Everyone sees the world differently. One of the things that's interesting about people who have label-able conditions is that we recognise bits of ourselves in them, don't we? I wish I'd never allowed the publishers to put the word "Asperger's" on the cover of Curious Incident. It became an issue book, and I found myself repeatedly saying: it's not really about Asperger's, it's about difference. It's about acceptance of others. It's about that sidelong, Martian view of the world. I slightly worry that if I say too much about Polar Bears, people will say, "Oh, it's a mental-health issue play."
Where does your interest in the mind, and its disorders, stem from?
I've realised that there are two subjects at the centre of everything that I do: the first is the waywardness of the human mind. You can see that in everything that I've done. Coming Down the Mountain [a television drama] was about Down's syndrome. There's extreme anxiety in A Spot of Bother. And there's that-which-I'm-loath-to-call-Asperger's in Curious Incident. And these things do not happen in isolation: the way that you get to understand someone's mind is by looking at the relationships between them and the world around them.
As well as your professional interest in the mind, you also used to volunteer, didn't you, with people suffering from mental and physical disabilities?
In a very previous life. After three years at Oxford I wanted to do something that wasn't about me, frankly. It was before Margaret Thatcher made students boring by means of severe economic pressure.
On the subject of politicians, I couldn't help noticing on your blog that you've been quite rude about David Cameron...
They're a cabal of very wealthy people who are probably playing to a gallery of other wealthy people. Whatever they say in public. I went to boarding school and then I went to Oxford, and I know how easy it is for certain groups of people to become wholly insulated from ordinary life.
You said once that you'd experienced "industrial-strength mood swings". Did that inform your play's subject?
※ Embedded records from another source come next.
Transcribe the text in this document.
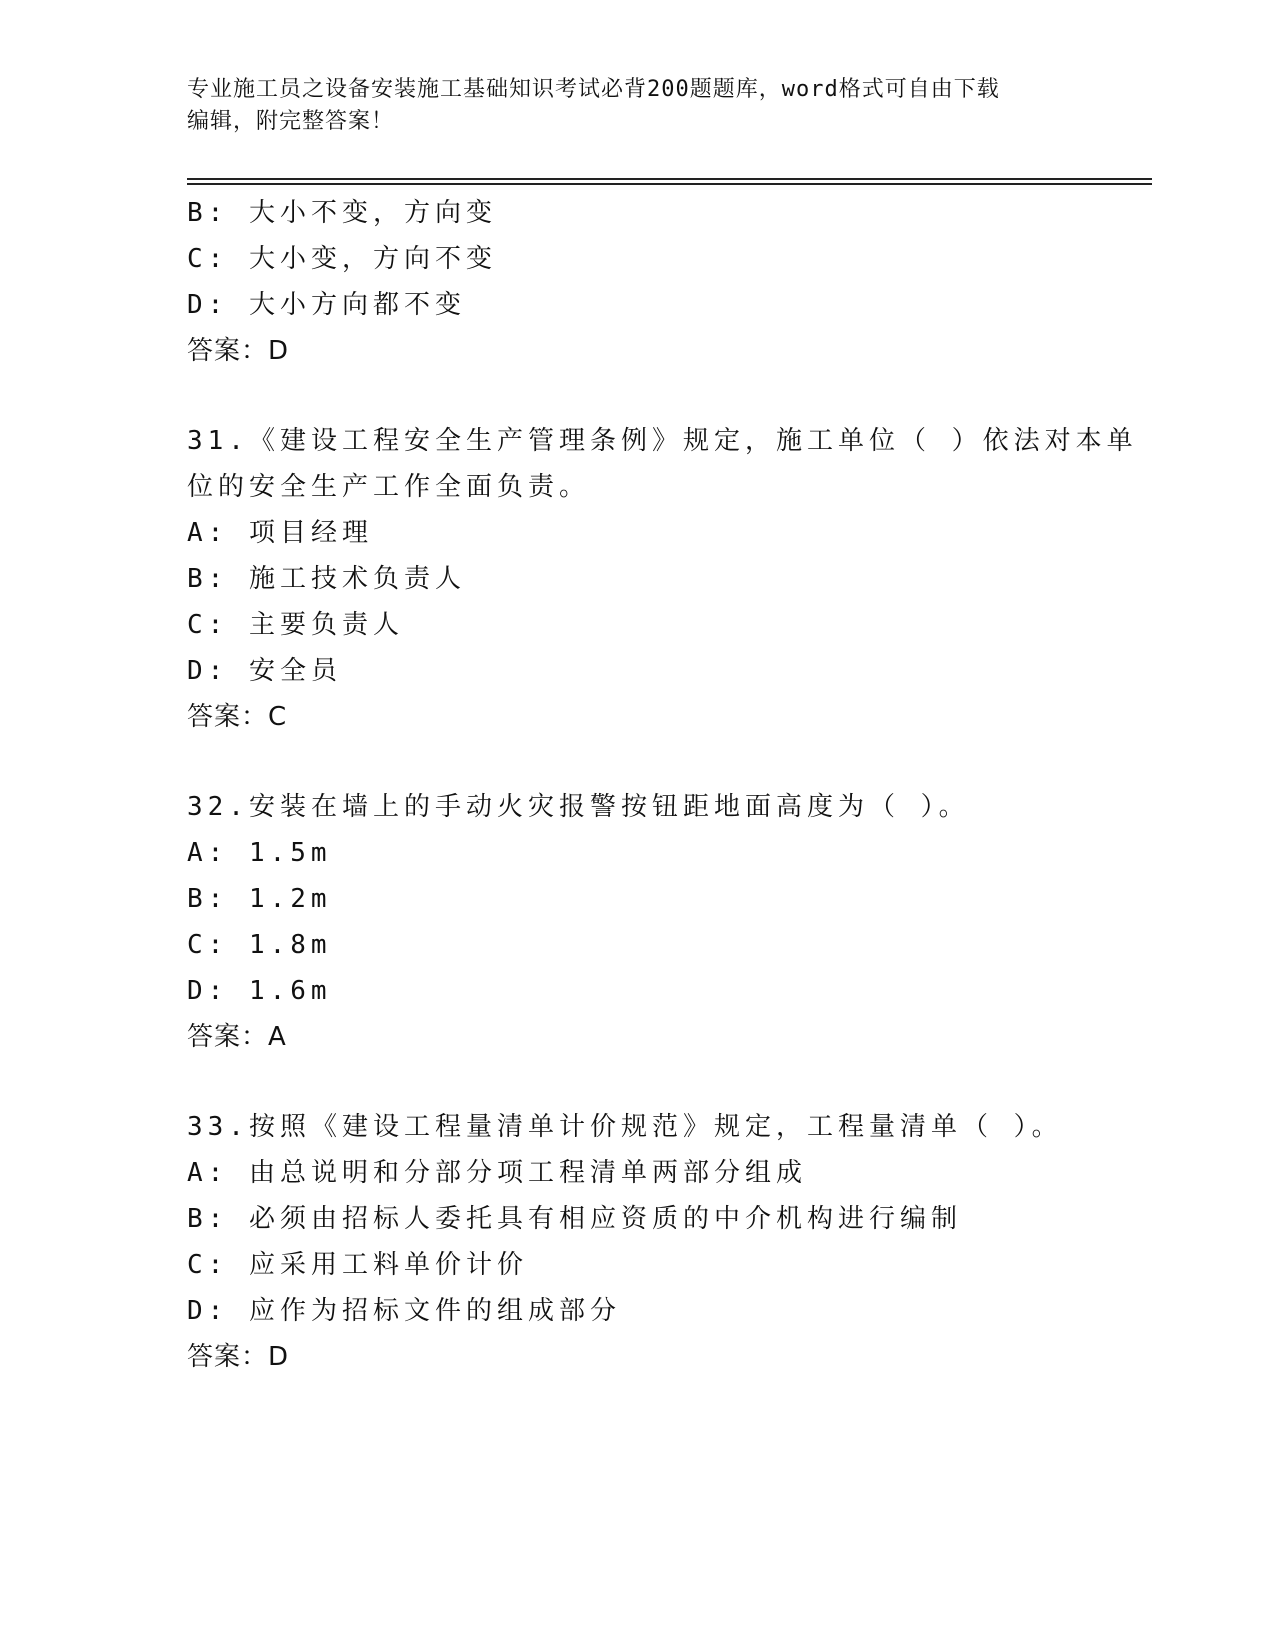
专业施工员之设备安装施工基础知识考试必背200题题库，word格式可自由下载
编辑，附完整答案！
B: 大小不变，方向变
C: 大小变，方向不变
D: 大小方向都不变
答案：D
31.《建设工程安全生产管理条例》规定，施工单位（ ）依法对本单
位的安全生产工作全面负责。
A: 项目经理
B: 施工技术负责人
C: 主要负责人
D: 安全员
答案：C
32.安装在墙上的手动火灾报警按钮距地面高度为（ ）。
A: 1.5m
B: 1.2m
C: 1.8m
D: 1.6m
答案：A
33.按照《建设工程量清单计价规范》规定，工程量清单（ ）。
A: 由总说明和分部分项工程清单两部分组成
B: 必须由招标人委托具有相应资质的中介机构进行编制
C: 应采用工料单价计价
D: 应作为招标文件的组成部分
答案：D
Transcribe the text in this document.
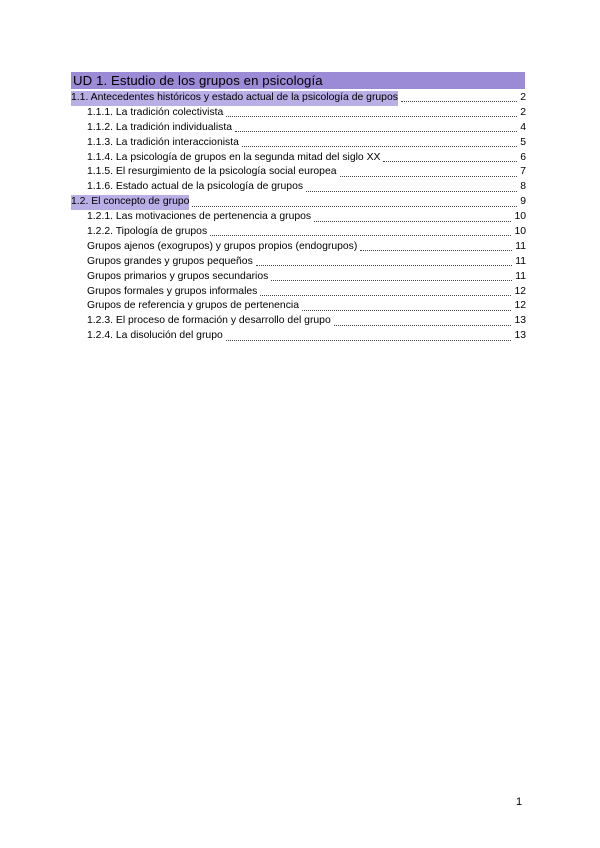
UD 1. Estudio de los grupos en psicología
1.1. Antecedentes históricos y estado actual de la psicología de grupos	2
1.1.1. La tradición colectivista	2
1.1.2. La tradición individualista	4
1.1.3. La tradición interaccionista	5
1.1.4. La psicología de grupos en la segunda mitad del siglo XX	6
1.1.5. El resurgimiento de la psicología social europea	7
1.1.6. Estado actual de la psicología de grupos	8
1.2. El concepto de grupo	9
1.2.1. Las motivaciones de pertenencia a grupos	10
1.2.2. Tipología de grupos	10
Grupos ajenos (exogrupos) y grupos propios (endogrupos)	11
Grupos grandes y grupos pequeños	11
Grupos primarios y grupos secundarios	11
Grupos formales y grupos informales	12
Grupos de referencia y grupos de pertenencia	12
1.2.3. El proceso de formación y desarrollo del grupo	13
1.2.4. La disolución del grupo	13
1
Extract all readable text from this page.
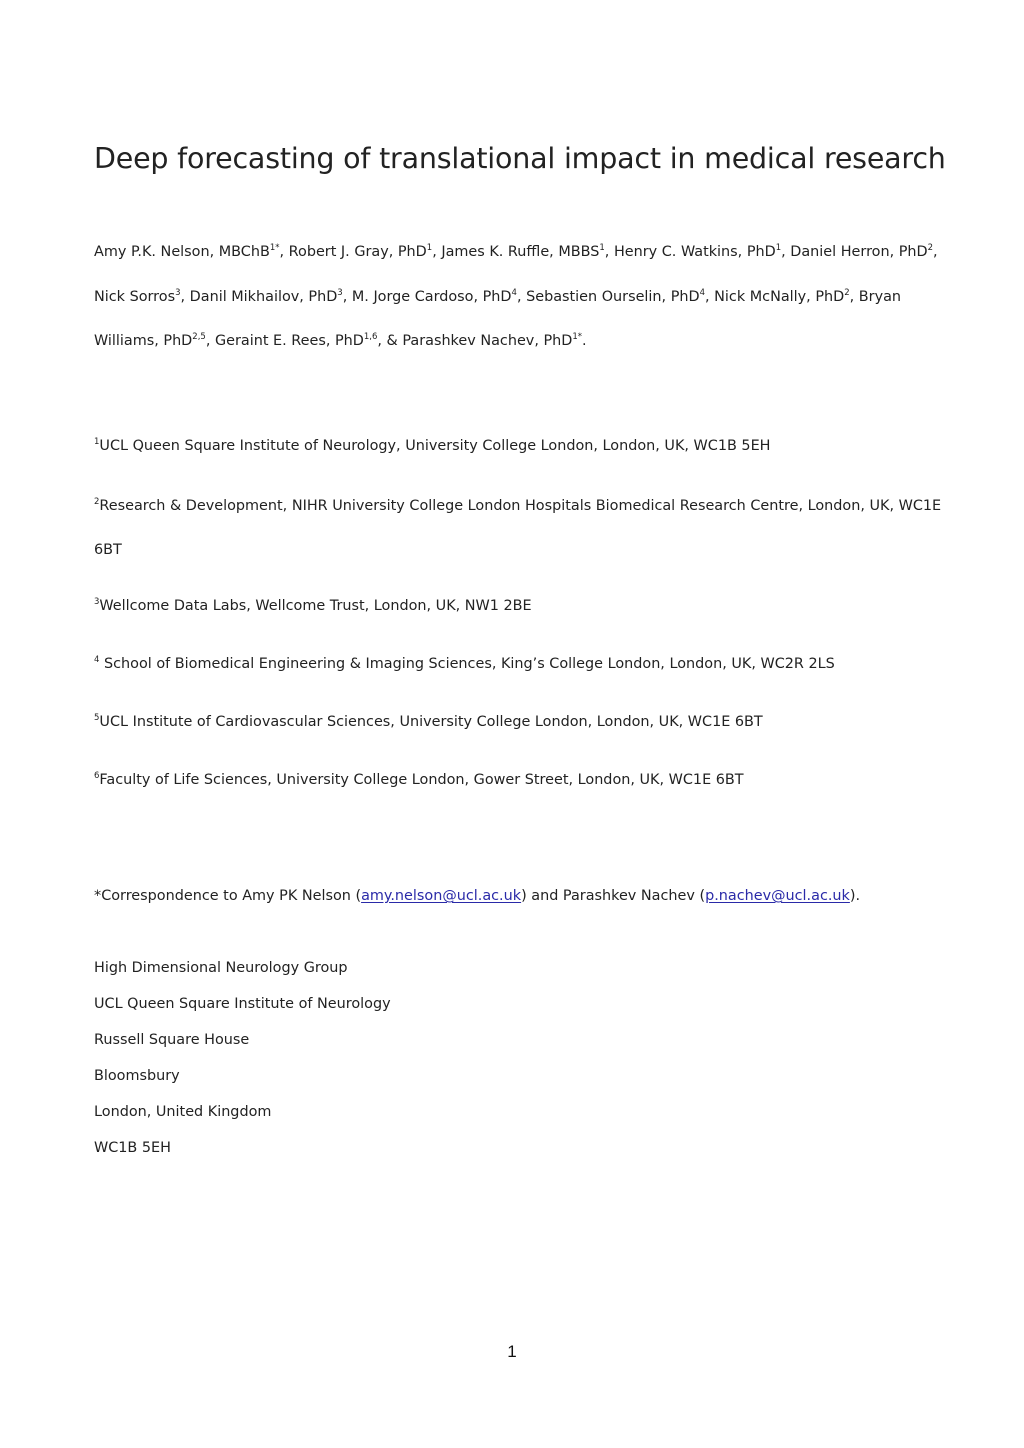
Deep forecasting of translational impact in medical research
Amy P.K. Nelson, MBChB$^{1*}$, Robert J. Gray, PhD$^1$, James K. Ruffle, MBBS$^1$, Henry C. Watkins, PhD$^1$, Daniel Herron, PhD$^2$, Nick Sorros$^3$, Danil Mikhailov, PhD$^3$, M. Jorge Cardoso, PhD$^4$, Sebastien Ourselin, PhD$^4$, Nick McNally, PhD$^2$, Bryan Williams, PhD$^{2,5}$, Geraint E. Rees, PhD$^{1,6}$, & Parashkev Nachev, PhD$^{1*}$.
$^1$UCL Queen Square Institute of Neurology, University College London, London, UK, WC1B 5EH
$^2$Research & Development, NIHR University College London Hospitals Biomedical Research Centre, London, UK, WC1E 6BT
$^3$Wellcome Data Labs, Wellcome Trust, London, UK, NW1 2BE
$^4$ School of Biomedical Engineering & Imaging Sciences, King’s College London, London, UK, WC2R 2LS
$^5$UCL Institute of Cardiovascular Sciences, University College London, London, UK, WC1E 6BT
$^6$Faculty of Life Sciences, University College London, Gower Street, London, UK, WC1E 6BT
*Correspondence to Amy PK Nelson (amy.nelson@ucl.ac.uk) and Parashkev Nachev (p.nachev@ucl.ac.uk).
High Dimensional Neurology Group
UCL Queen Square Institute of Neurology
Russell Square House
Bloomsbury
London, United Kingdom
WC1B 5EH
1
I'm a writer! If you work in an office it dampens you. It makes you fit a routine. The effect of being a writer is not dissimilar to being long-term unemployed. And everyone knows that is not good for you. There are kids who fit in, very naturally, and the world is not puzzling really for them. And then there's another group who feel a bit uneasy in themselves. If you're in the first group, you're not going to become a writer, you'll be a fighter pilot or a bank robber. The main impetus for being a writer is thinking, "I could invent another world. I'm not terribly keen on this one."
So do you feel you fit better into the world these days?
Yeah. Well, I wouldn't fit very well as a failed writer. That helps, doesn't it?
Does it? You've been both not-so-successful, and extremely successful. What are the pros and cons of each?
The pros are you can live in a bigger house and buy as many CDs as you want and you don't panic about money. And the cons... I have a vivid memory of when Curious Incident took off, which was very early on, before it was published here, and it was quite scary. It's like having one of those dreams in which your car starts to fly. They're great, but if your car starts to fly in real life, it scares the living daylights out of you. And you know fairly quickly whether it will wreck your life, or whether you're going to ignore it. These days I ignore it completely.
You said in an early interview that you'd always felt like you had your nose pressed to the window of the House of Literature and they were all in there – Ian McEwan was in the kitchen, and Jeanette Winterson was washing up. Are you there too now, peeling the potatoes?
You realise eventually there is no place like that. What keeps you writing is that you don't ever enter a place that feels like home at last. You're still going uphill. There's still a little glowing light in the distance that you're trying to get to. I was writing something recently and I was chuckling at something I'd written, and my wife looked across and said, "Do you think that real writers do that?" And I didn't even notice it was funny at first, because I still think, "Oh, one day I'll be a real writer."